Hot-carrier dynamics in Ge on single picosecond timescales: Comparing Raman and reflectivity experiments with a self-consistent kinetic model

Abstract

Through comparisons of picosecond Raman and transient reflection experiments with a comprehensive kinetic model of photo-excited carrier and lattice dynamics in Ge, we demonstrate the ability of these techniques to probe subtle aspects of non-equilibrium carrier dynamics in group IV materials at moderate injected carrier densities. Using material parameters taken from the literature, the temporal evolution of the non-equilibrium optical phonon population generated by the relaxation of photo-excited electrons and holes is obtained by solving a coupled set of Boltzmann equations for the electron and hole particle and thermal currents. The results of the calculation agree, in absolute terms, with the experimentally observed evolution of the non-equilibrium optical phonon population.
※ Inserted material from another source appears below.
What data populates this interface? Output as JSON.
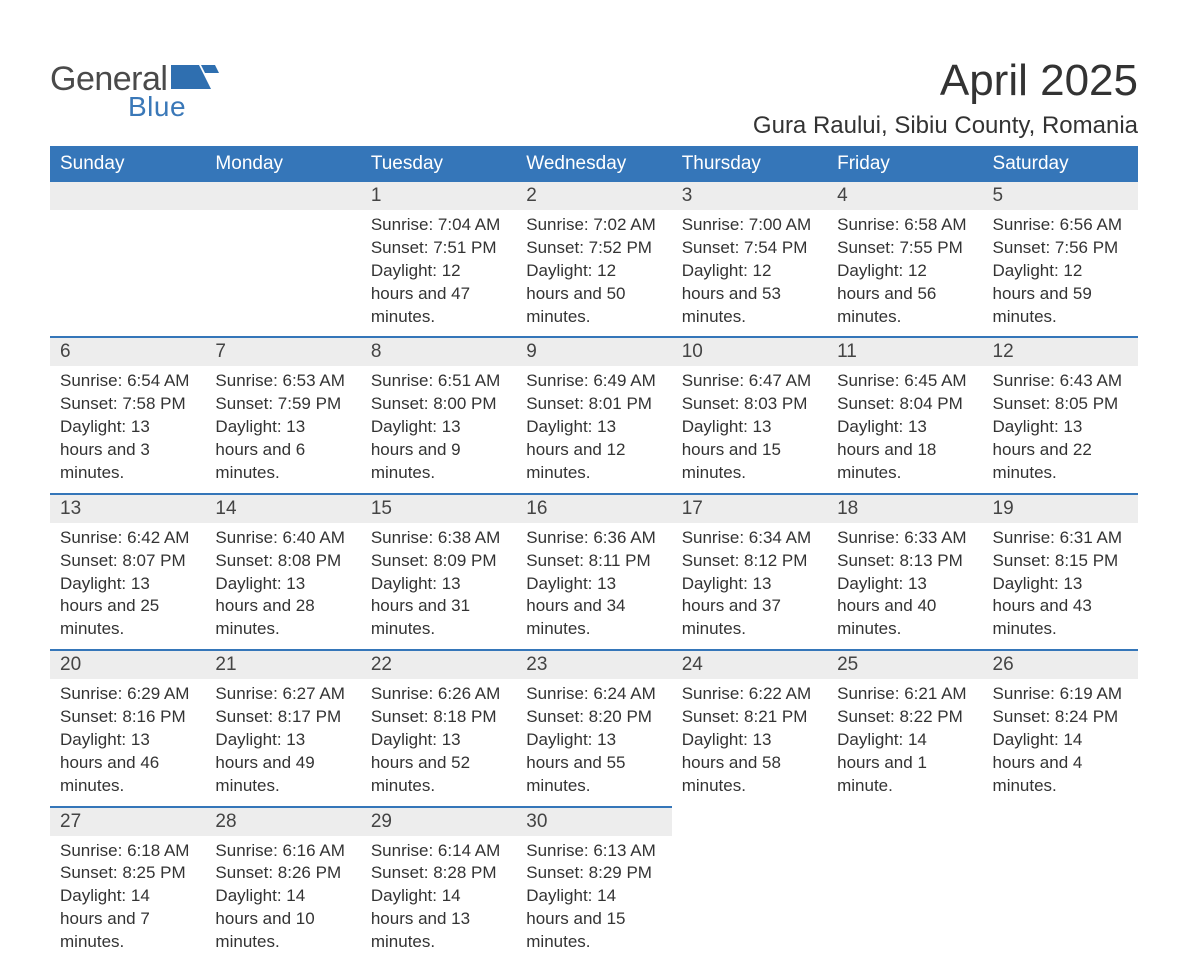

The calculation also predicts that the hot plasma initially diffuses rapidly away from the sample surface, on a 5 picosecond timescale, and subsequently diffuses much slower as the carrier temperature decays to the lattice temperature, and the density gradient diminishes due to the hot carriers which have already migrated into the material. This prediction is verified by comparison of the calculated change in reflectivity due to the plasma, and picosecond reflectivity measurements performed at room temperature with 575 nm pulses.